Разбойник из мести убивает своего товарища. Он берёт оружие, поджидает его в лесу, бросается, хватает под уздцы лошадь и т. д. и т. д. Словом, совершает ряд предварительных физических действий, которые в конечном имеют своей целью убийство. Очевидно, все эти физические действия, взятые сами по себе, в моральном отношении абсолютно безразличны. Сидеть под кустом, выбежать на дорогу, схватить под уздцы лошадь не может быть само по себе ни нравственно, ни безнравственно.
Если эти безразличные действия рассмотреть в их взаимоотношении, они представят из себя последовательную цепь средств и целей361. Разбойнику нужно подойти к дороге – с этою целью он совершает определённое сокращение мускулов; ему нужно остановить лошадь – с этою целью он хватает её под уздцы и т. д. Причём всякая цель в отношении последующего является средством. Моральное содержание всем этим безразличным звеньям беспрерывной цепи средств и целей даёт конечная цель, уже ни для чего не являющаяся средством, – в данном случае убийство.
Возьмём другой пример.
Прохожий видит разбойника, нападающего на проезжего купца. Он выхватывает нож и убивает разбойника.

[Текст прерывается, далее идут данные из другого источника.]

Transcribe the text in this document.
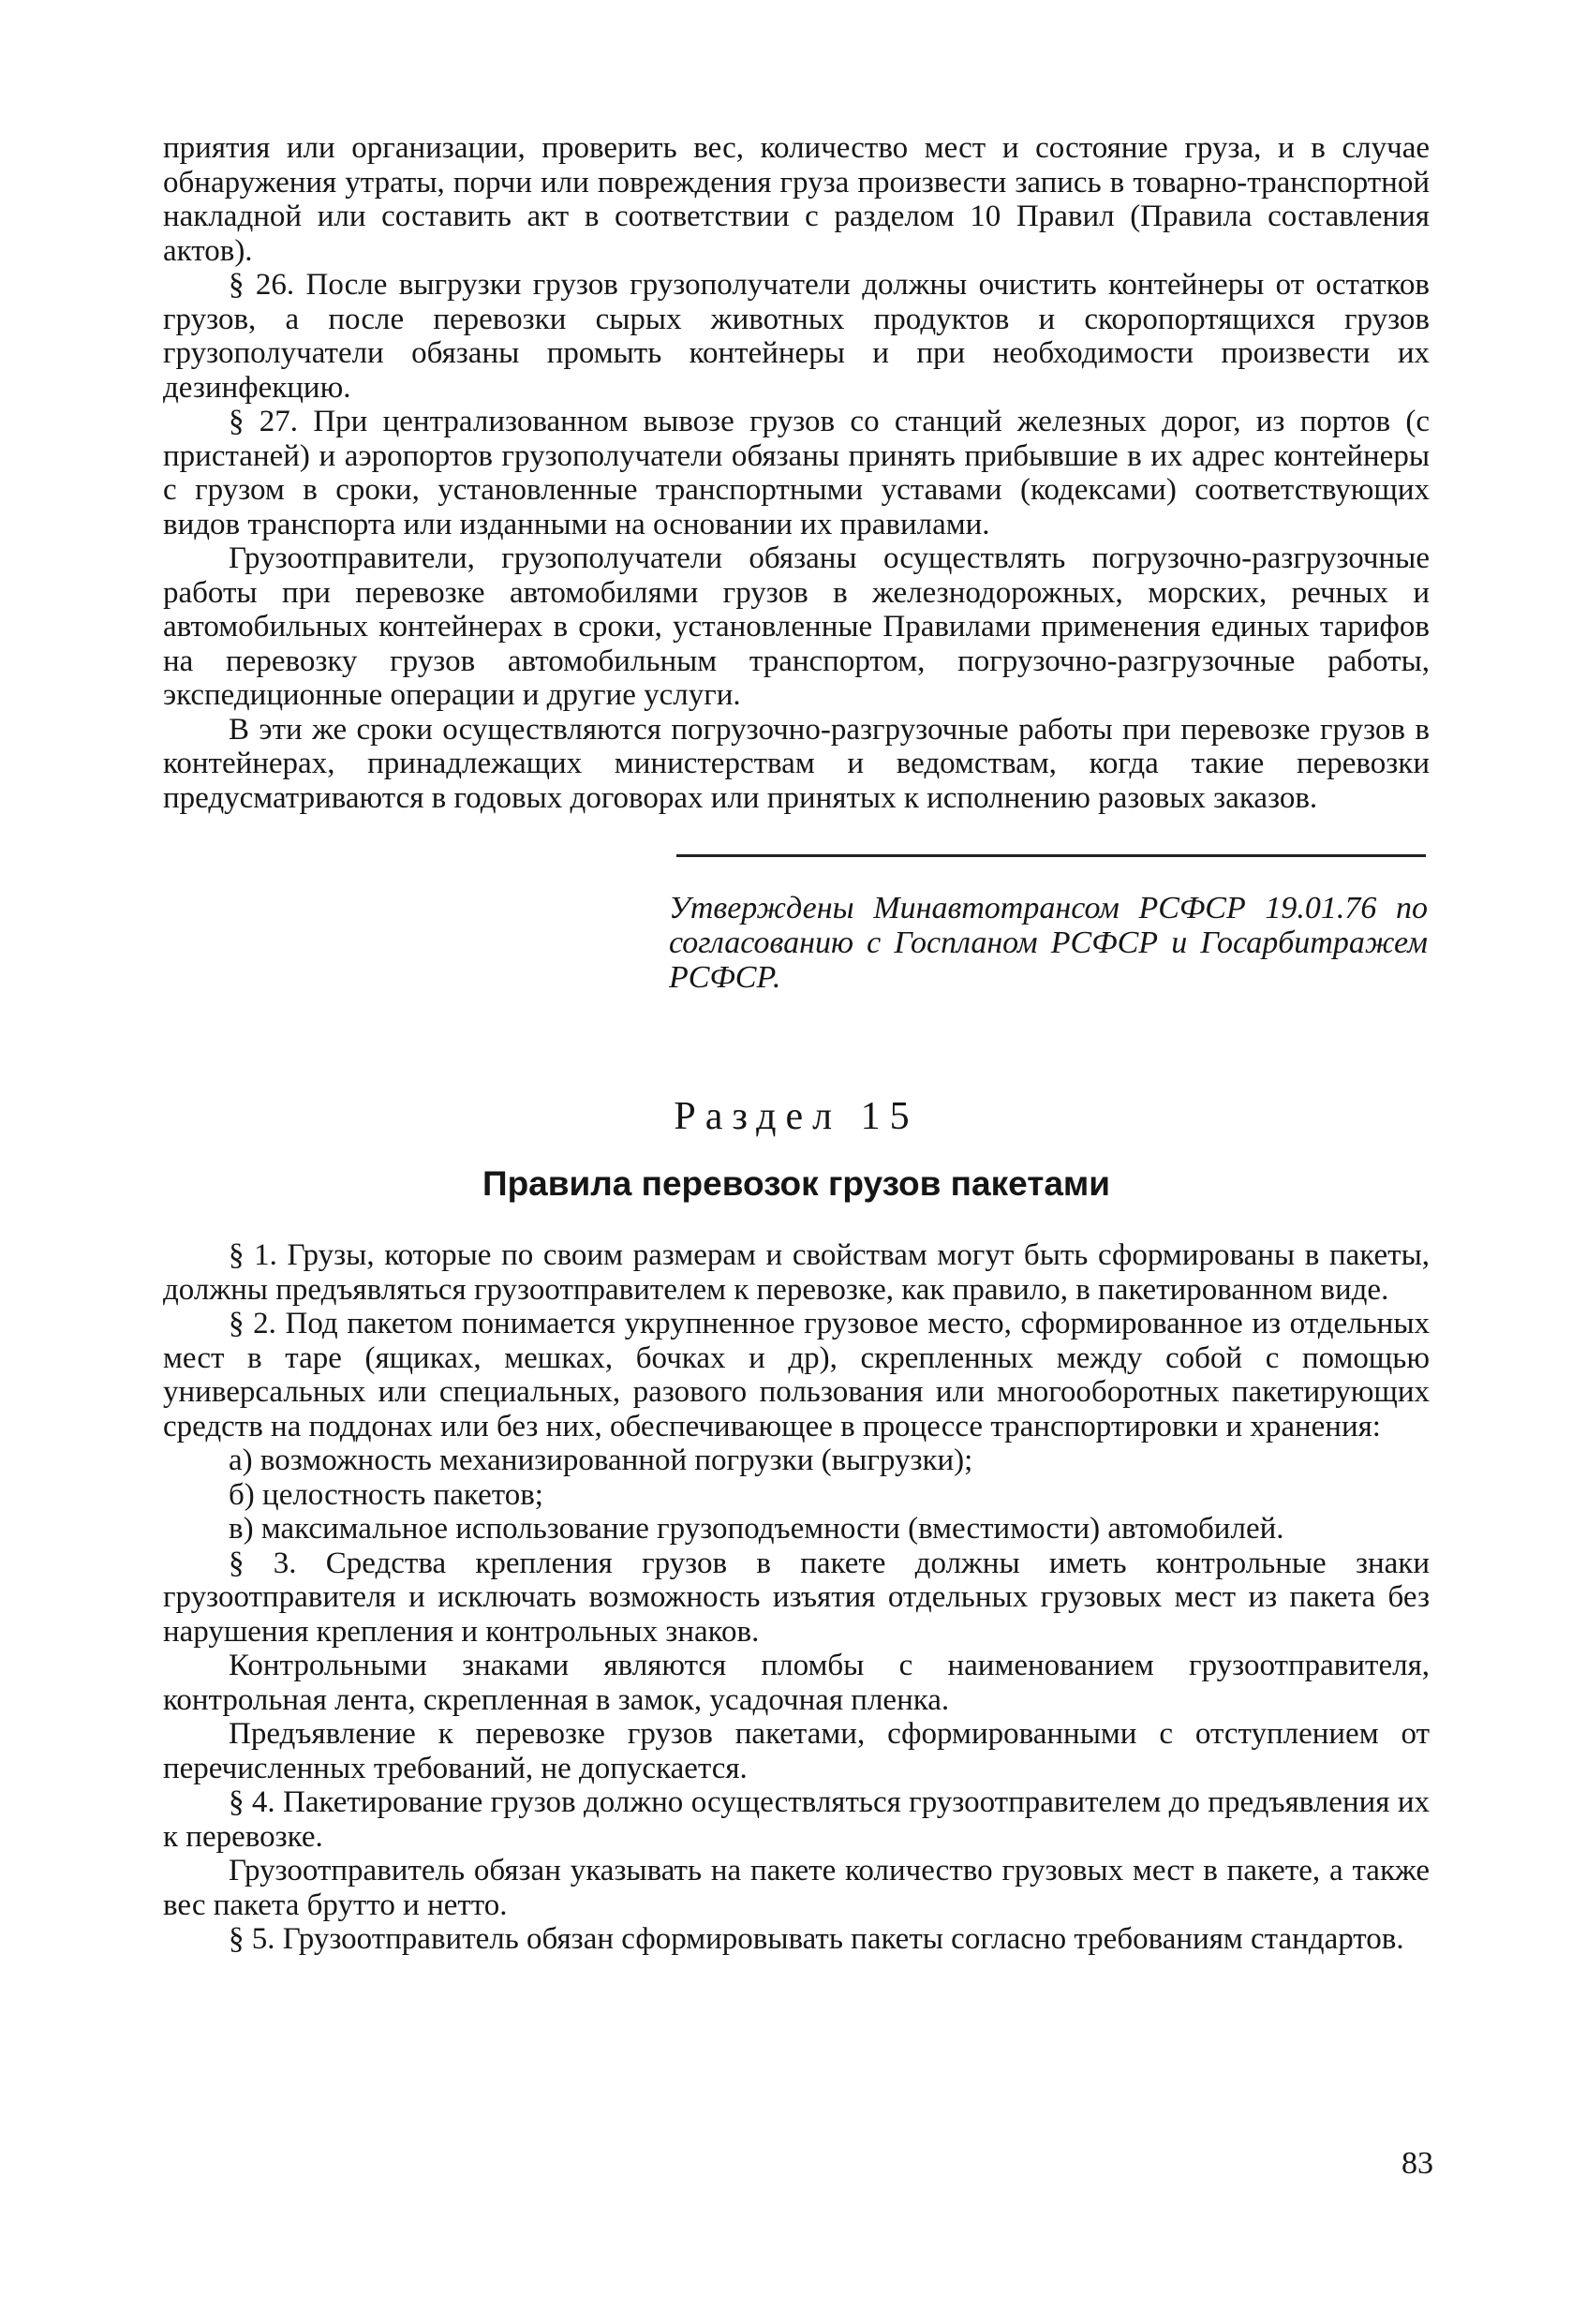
приятия или организации, проверить вес, количество мест и состояние груза, и в случае обнаружения утраты, порчи или повреждения груза произвести запись в товарно-транспортной накладной или составить акт в соответствии с разделом 10 Правил (Правила составления актов).

§ 26. После выгрузки грузов грузополучатели должны очистить контейнеры от остатков грузов, а после перевозки сырых животных продуктов и скоропортящихся грузов грузополучатели обязаны промыть контейнеры и при необходимости произвести их дезинфекцию.

§ 27. При централизованном вывозе грузов со станций железных дорог, из портов (с пристаней) и аэропортов грузополучатели обязаны принять прибывшие в их адрес контейнеры с грузом в сроки, установленные транспортными уставами (кодексами) соответствующих видов транспорта или изданными на основании их правилами.

Грузоотправители, грузополучатели обязаны осуществлять погрузочно-разгрузочные работы при перевозке автомобилями грузов в железнодорожных, морских, речных и автомобильных контейнерах в сроки, установленные Правилами применения единых тарифов на перевозку грузов автомобильным транспортом, погрузочно-разгрузочные работы, экспедиционные операции и другие услуги.

В эти же сроки осуществляются погрузочно-разгрузочные работы при перевозке грузов в контейнерах, принадлежащих министерствам и ведомствам, когда такие перевозки предусматриваются в годовых договорах или принятых к исполнению разовых заказов.

Утверждены Минавтотрансом РСФСР 19.01.76 по согласованию с Госпланом РСФСР и Госарбитражем РСФСР.

Раздел 15
Правила перевозок грузов пакетами

§ 1. Грузы, которые по своим размерам и свойствам могут быть сформированы в пакеты, должны предъявляться грузоотправителем к перевозке, как правило, в пакетированном виде.

§ 2. Под пакетом понимается укрупненное грузовое место, сформированное из отдельных мест в таре (ящиках, мешках, бочках и др), скрепленных между собой с помощью универсальных или специальных, разового пользования или многооборотных пакетирующих средств на поддонах или без них, обеспечивающее в процессе транспортировки и хранения:

а) возможность механизированной погрузки (выгрузки);

б) целостность пакетов;

в) максимальное использование грузоподъемности (вместимости) автомобилей.

§ 3. Средства крепления грузов в пакете должны иметь контрольные знаки грузоотправителя и исключать возможность изъятия отдельных грузовых мест из пакета без нарушения крепления и контрольных знаков.

Контрольными знаками являются пломбы с наименованием грузоотправителя, контрольная лента, скрепленная в замок, усадочная пленка.

Предъявление к перевозке грузов пакетами, сформированными с отступлением от перечисленных требований, не допускается.

§ 4. Пакетирование грузов должно осуществляться грузоотправителем до предъявления их к перевозке.

Грузоотправитель обязан указывать на пакете количество грузовых мест в пакете, а также вес пакета брутто и нетто.

§ 5. Грузоотправитель обязан сформировывать пакеты согласно требованиям стандартов.

83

Прохожий тоже совершил ряд физических действий; они также представляют из себя последовательный ряд средств и целей. С целью приблизиться к разбойнику он бежит, с целью достать нож он делает движение рукой и т. д. Наконец, с целью спасти купца – он убивает.
Теперь спрашивается: в этом, втором примере что даёт моральное содержание всем предварительным действиям – тоже конечная цель: желание спасти. Может ли момент убийства рассматриваться как одно из звеньев общей цепи средств и целей, в моральном отношении безразличное и получающее это моральное содержание от конечной цели?
По моему глубокому убеждению, христианский ответ на этот вопрос должен быть категорически отрицательный. Признать убийство, как всякое другое действие, средством, получающим своё моральное содержание от цели, на которую направлено, – это значит не признавать за личностью вечного, бессмертного начала. С христианской точки зрения немыслимо такое отношение к убийству потому, что всякое средство есть преходящий момент и в этом своём качестве, не имея никакого собственного содержания, приобретает его от конечной цели.[20]
А потому христианство, видя в бессмертной душе абсолютно бесконечное начало, не может логически допустить прекращения земной жизни её, как безразличное средство, получающее своё содержание от дальнейшей цели. Убийство – это акт не только над телом, но и над душой. Но бесконечное, т. е. абсолютное, не может делаться средством, т. е. относительным и конечным.
Оправдывая убийство целью, во имя которой совершается, христианское сознание приходит к логическому абсурду «бесконечной конечности»; а христианскую совесть тот же факт должен был бы приводить к абсурду моральному.
Если бы люди нравственным чувством так же ясно ощущали абсолютное начало личности, как они отчётливо мыслят его умом, тогда убийство стало бы так же невозможно со стороны моральной, как невозможно оно со стороны логического сознанья.
В «Трёх разговорах» Z спрашивает: «Итак, при убийстве зло состоит не в физическом факте лишения жизни, а в нравственной причине этого факта, именно в злой воле убивающего».[21]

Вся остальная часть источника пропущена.